I have a long-running CLI cron job written in PHP. After an inconsistent period of time, the script stops writing output to its log file, indicating that it has stopped executing.
However, the script is still running as confirmed with ps aux
.
The script isn't throwing any exceptions or outputting any errors. When it stalls, it doesn't seem to consume any more CPU.
Memory isn't an issue - the script uses ini_set("memory_limit", "1G");
and seems to freeze when the script is only using about 73 MB. The script is running on a capable dedicated machine (8 GB RAM, 8 CPUs, PHP 5.6.25) with plenty of free memory, disk space, inodes, /tmp space, available CPU, etc.
Using xdebug's function trace logging, I can see that the script simply stops at an unremarkable function call. A "normal" execution of xdebug writes something like TRACE END [2019-03-26 13:02:55]
to the end of the logfile and then exits. However, when the script freezes, this line does not appear and the script does not exit. For example:
"Stalled" xdebug function log, Example A:
1481.7659 73187512 -> in_array() /home/xyz/inc/util/email.inc:156
1481.7659 73187056 -> strpos() /home/xyz/inc/util/email.inc:170
1481.7659 73187208 -> mail() /home/xyz/inc/util/email.inc:181
The "stall" does not always happen at the same function.

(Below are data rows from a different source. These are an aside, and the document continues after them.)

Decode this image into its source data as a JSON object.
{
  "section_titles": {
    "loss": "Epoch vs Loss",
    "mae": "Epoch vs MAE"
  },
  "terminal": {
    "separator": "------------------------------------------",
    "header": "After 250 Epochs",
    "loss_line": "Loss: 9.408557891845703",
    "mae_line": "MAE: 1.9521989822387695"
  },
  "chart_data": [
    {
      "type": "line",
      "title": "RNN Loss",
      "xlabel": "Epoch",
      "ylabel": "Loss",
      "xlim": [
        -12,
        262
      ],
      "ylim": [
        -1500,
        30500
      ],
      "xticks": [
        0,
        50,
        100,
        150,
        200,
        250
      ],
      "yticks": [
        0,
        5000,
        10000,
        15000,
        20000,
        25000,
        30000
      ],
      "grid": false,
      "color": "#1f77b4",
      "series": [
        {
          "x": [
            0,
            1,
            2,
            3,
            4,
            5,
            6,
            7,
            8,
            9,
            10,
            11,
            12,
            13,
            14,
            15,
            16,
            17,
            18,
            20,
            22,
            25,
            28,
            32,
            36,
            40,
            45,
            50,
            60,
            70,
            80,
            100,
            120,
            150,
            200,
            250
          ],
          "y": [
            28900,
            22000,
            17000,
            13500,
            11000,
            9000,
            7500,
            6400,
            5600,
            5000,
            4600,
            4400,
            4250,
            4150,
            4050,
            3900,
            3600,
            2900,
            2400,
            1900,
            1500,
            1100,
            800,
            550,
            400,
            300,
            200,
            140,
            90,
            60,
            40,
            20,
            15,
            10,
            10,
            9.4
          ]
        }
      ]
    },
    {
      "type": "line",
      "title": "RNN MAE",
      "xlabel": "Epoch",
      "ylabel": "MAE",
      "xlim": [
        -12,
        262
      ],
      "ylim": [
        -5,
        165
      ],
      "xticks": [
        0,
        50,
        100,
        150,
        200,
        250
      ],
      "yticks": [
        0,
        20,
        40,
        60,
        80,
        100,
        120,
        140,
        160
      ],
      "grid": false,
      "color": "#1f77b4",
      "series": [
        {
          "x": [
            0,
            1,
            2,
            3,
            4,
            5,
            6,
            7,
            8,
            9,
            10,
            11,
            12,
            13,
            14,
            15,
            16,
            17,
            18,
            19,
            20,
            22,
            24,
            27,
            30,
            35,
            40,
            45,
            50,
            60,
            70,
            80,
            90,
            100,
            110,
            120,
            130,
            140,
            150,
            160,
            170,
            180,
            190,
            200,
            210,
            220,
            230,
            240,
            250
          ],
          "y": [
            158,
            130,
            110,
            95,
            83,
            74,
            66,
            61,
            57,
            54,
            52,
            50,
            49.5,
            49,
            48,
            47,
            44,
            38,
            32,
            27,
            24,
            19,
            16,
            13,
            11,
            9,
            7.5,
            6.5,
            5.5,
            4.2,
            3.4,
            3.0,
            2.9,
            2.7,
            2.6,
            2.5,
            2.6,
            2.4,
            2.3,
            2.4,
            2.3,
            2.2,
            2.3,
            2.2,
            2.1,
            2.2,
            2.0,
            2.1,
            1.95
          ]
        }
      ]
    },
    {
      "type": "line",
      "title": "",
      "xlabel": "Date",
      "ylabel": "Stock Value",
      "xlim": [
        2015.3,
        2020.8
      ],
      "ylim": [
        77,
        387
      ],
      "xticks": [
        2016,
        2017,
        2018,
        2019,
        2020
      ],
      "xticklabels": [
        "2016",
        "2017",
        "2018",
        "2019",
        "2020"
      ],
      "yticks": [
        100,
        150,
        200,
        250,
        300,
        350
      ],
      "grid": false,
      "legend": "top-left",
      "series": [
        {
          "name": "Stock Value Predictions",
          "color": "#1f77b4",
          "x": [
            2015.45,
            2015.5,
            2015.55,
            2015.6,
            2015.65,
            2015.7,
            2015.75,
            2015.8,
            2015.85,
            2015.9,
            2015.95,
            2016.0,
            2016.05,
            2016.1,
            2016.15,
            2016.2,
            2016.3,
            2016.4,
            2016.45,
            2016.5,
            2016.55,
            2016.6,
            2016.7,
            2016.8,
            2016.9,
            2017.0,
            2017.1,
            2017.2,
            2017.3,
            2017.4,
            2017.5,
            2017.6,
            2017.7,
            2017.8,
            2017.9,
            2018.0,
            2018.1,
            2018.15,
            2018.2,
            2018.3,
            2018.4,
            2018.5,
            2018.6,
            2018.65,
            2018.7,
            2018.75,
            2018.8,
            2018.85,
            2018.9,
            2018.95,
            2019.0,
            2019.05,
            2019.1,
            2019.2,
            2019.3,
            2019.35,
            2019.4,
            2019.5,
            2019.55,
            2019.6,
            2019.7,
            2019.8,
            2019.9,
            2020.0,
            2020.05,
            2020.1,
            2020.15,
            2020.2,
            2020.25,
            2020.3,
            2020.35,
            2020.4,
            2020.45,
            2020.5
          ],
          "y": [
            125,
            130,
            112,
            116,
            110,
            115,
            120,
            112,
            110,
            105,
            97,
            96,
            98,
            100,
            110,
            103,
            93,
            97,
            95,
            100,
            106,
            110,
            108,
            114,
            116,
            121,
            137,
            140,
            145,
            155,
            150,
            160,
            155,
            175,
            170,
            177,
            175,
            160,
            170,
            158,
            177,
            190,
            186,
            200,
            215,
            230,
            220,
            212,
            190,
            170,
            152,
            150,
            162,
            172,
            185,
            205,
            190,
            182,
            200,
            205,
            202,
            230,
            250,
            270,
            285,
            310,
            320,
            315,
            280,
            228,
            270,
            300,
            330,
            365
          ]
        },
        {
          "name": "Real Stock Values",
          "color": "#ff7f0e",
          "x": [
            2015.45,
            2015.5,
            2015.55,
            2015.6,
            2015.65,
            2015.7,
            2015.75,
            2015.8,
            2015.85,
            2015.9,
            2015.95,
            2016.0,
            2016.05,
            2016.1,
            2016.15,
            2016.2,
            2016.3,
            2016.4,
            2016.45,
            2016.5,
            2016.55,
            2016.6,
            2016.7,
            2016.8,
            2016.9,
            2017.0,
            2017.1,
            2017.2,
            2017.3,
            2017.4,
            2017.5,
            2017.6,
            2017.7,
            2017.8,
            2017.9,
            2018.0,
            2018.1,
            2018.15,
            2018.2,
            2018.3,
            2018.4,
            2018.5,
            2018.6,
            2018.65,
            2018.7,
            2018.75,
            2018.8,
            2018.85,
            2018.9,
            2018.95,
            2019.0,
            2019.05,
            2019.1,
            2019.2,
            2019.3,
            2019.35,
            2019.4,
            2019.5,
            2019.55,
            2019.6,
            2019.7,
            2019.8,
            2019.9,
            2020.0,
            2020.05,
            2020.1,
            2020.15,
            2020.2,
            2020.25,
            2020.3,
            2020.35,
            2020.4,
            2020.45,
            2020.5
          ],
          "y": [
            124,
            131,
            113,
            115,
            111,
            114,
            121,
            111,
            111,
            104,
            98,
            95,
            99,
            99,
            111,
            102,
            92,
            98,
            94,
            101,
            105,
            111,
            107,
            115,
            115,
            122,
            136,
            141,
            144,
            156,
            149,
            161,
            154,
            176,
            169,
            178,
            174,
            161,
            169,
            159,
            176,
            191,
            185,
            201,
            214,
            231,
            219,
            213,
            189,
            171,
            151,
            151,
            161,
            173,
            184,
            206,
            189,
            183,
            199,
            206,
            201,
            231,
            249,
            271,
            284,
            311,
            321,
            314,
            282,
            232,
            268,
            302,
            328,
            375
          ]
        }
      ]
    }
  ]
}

"Stalled" xdebug function log, Example B:
1422.5710 73306784 -> strrpos() /home/xyz/inc/util/external-common.inc:106
1422.5710 73306840 -> substr() /home/xyz/inc/util/external-common.inc:108
1422.5710 73307008 -> shell_exec() /home/xyz/inc/util/external-common.inc:112
"Normal" xdebug function log:
55190.4859 35183552 -> WP_Object_Cache->__destruct() /home/xyz/public_html/wp/wp-includes/cache.php:0
55190.8278 34830224 -> wpdb->__destruct() /home/xyz/public_html/wp/wp-includes/wp-db.php:0
55193.1823 8672
TRACE END [2019-03-26 13:02:55]
This might be mere coincidence, but the only common thread that I can see is that it might have something to do with C's popen()
- it (or a relative) seems to be used by both PHP's mail()
and shell_exec()
. I don't think I have too many open processes (verified recently; don't have the command I used on-hand). The script only executes at most 5 shell_exec()
calls per second and each call takes less than a second to execute. (Plus, if this were a problem, wouldn't I receive some sort of error instead of this "stalling" behavior?)
What could be going on?
What should my next steps be?
Trace it further, to whatever user or kernel level function is taking a long time.
Use
ltrace
to watch system calls and C library calls. Get an idea of what it is doing.To track down the exec a program theory, try watching execs with
execsnoop
.In that same script collection, check the popular meme that its always DNS with
gethostlatency
.Both of these are eBPF, and so will not be available with the CentOS kernel. However, you may find or write variants of these implemented in available tools like ftrace.